6. To that end, between relapses last year, I began facilitating a chant class at my yoga studio.  I had to drop it last spring but I hope to revive it locally and in person as my health permits, online in podcasts or Skype groups if it does not (and even if it does).  Ideally, I'd like to be able to facilitate chant groups in hospitals and VA centers for the very ill, the disabled, the traumatized.  I see its importance for spiritual healing far outweighing its utility for the trendy yoga studio seeker.

7.  My kids have grown up since my earlier writing.  I'm no longer homeschooling except in the most legal and supervisory definition.  My older daughter chose to attend public high school, graduated with honors and moved across the country to go to a private liberal arts college where she continues to swim competitively and aims eventually to physical therapy school.  My younger daughter attends community college and is dual enrolled at cosmetology school.  I still supervise her registration, sign her enrollment forms, and help as requested with papers (dyslexia is still a challenge), but I am no longer directly involved.  She's also been a professional actor for several years.  It still seems strange to think that what was such a huge part of my life is now over, but I also heave a sigh of relief to be finished.  I don't regret it for an instant--and, thankfully, neither of my kids does either--but it was a lot of work for which I'm glad no longer to be responsible.
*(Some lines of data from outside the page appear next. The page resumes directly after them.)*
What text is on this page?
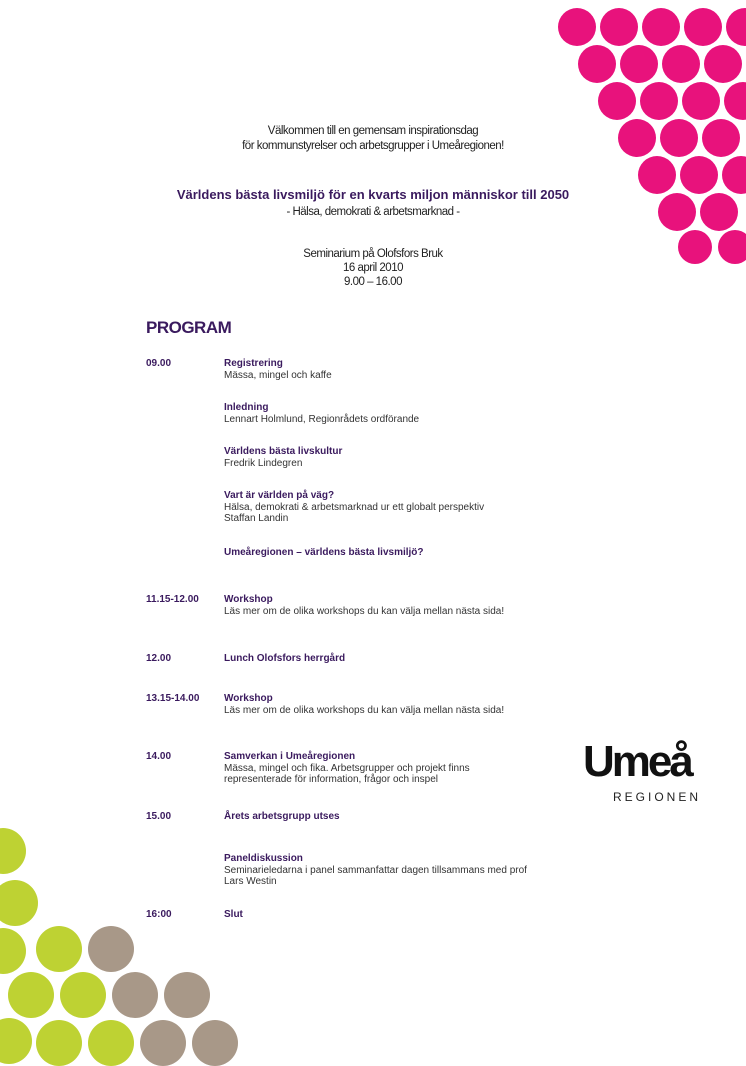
Välkommen till en gemensam inspirationsdag
för kommunstyrelser och arbetsgrupper i Umeåregionen!
Världens bästa livsmiljö för en kvarts miljon människor till 2050
- Hälsa, demokrati & arbetsmarknad -
Seminarium på Olofsfors Bruk
16 april 2010
9.00 – 16.00
PROGRAM
09.00
11.15-12.00
12.00
13.15-14.00
14.00
15.00
16:00
Registrering
Mässa, mingel och kaffe
Inledning
Lennart Holmlund, Regionrådets ordförande
Världens bästa livskultur
Fredrik Lindegren
Vart är världen på väg?
Hälsa, demokrati & arbetsmarknad ur ett globalt perspektiv
Staffan Landin
Umeåregionen – världens bästa livsmiljö?
Workshop
Läs mer om de olika workshops du kan välja mellan nästa sida!
Lunch Olofsfors herrgård
Workshop
Läs mer om de olika workshops du kan välja mellan nästa sida!
Samverkan i Umeåregionen
Mässa, mingel och fika. Arbetsgrupper och projekt finns
representerade för information, frågor och inspel
Årets arbetsgrupp utses
Paneldiskussion
Seminarieledarna i panel sammanfattar dagen tillsammans med prof
Lars Westin
Slut
Umeå
REGIONEN
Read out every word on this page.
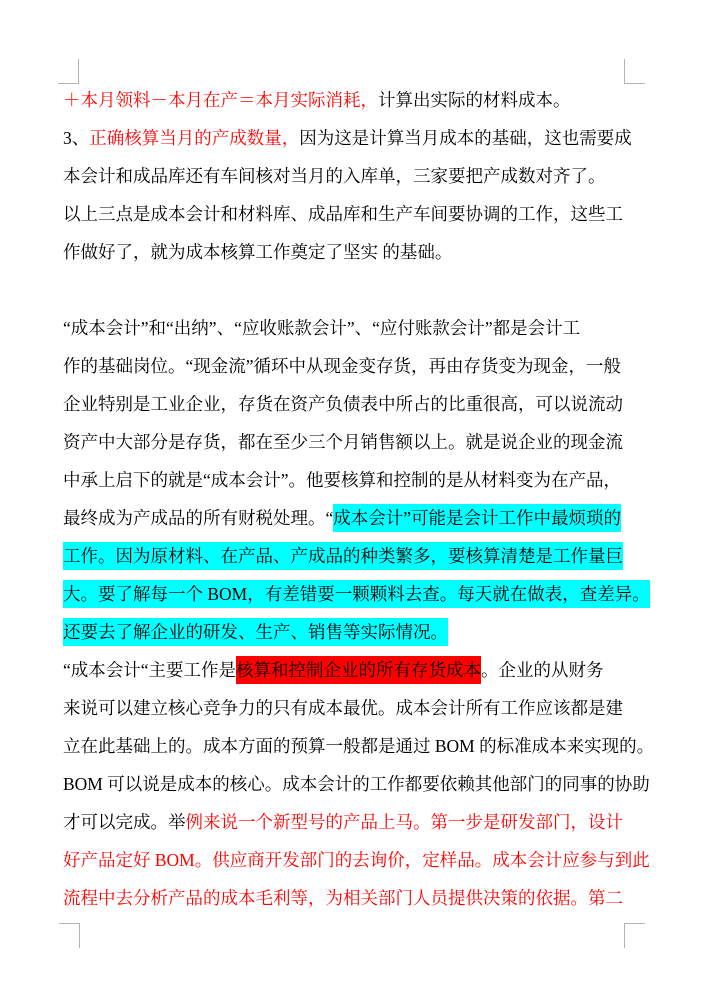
＋本月领料－本月在产＝本月实际消耗，计算出实际的材料成本。
3、正确核算当月的产成数量，因为这是计算当月成本的基础，这也需要成
本会计和成品库还有车间核对当月的入库单，三家要把产成数对齐了。
以上三点是成本会计和材料库、成品库和生产车间要协调的工作，这些工
作做好了，就为成本核算工作奠定了坚实 的基础。

“成本会计”和“出纳”、“应收账款会计”、“应付账款会计”都是会计工
作的基础岗位。“现金流”循环中从现金变存货，再由存货变为现金，一般
企业特别是工业企业，存货在资产负债表中所占的比重很高，可以说流动
资产中大部分是存货，都在至少三个月销售额以上。就是说企业的现金流
中承上启下的就是“成本会计”。他要核算和控制的是从材料变为在产品，
最终成为产成品的所有财税处理。“成本会计”可能是会计工作中最烦琐的
工作。因为原材料、在产品、产成品的种类繁多，要核算清楚是工作量巨
大。要了解每一个 BOM，有差错要一颗颗料去查。每天就在做表，查差异。
还要去了解企业的研发、生产、销售等实际情况。
“成本会计“主要工作是核算和控制企业的所有存货成本。企业的从财务
来说可以建立核心竞争力的只有成本最优。成本会计所有工作应该都是建
立在此基础上的。成本方面的预算一般都是通过 BOM 的标准成本来实现的。
BOM 可以说是成本的核心。成本会计的工作都要依赖其他部门的同事的协助
才可以完成。举例来说一个新型号的产品上马。第一步是研发部门，设计
好产品定好 BOM。供应商开发部门的去询价，定样品。成本会计应参与到此
流程中去分析产品的成本毛利等，为相关部门人员提供决策的依据。第二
8.  Due to injury and illness,  I can no longer read books.  At least 95% of my reading is through the Kindle app on my iPhone.  While I am deeply grateful to have that option, since I dislike audio books, I miss the smell, the look, the feel of holding a book in my hands.  I miss shopping at used bookstores and trolling library stacks.  And I really hate paying the digital prices for books.  I thought I spent a lot of money on books until I started buying ebooks at retail prices--criminey!

9.  Chronic illness is isolating and annihilating.  Even for persons not housebound or confined to bed as I usually am, illness forces an identity change.  It demands consideration of existential questions of meaning, individual value, community, and purpose. Whether one faces these questions head on or ducks continuously to the side of them, they change a person. Chronic illness means facing one's death in a society that spends a great deal of effort to deny death.

10.  Writing this post taxed me so much, I can't even think of a number ten.  I'll just hit publish and have a little lie-down.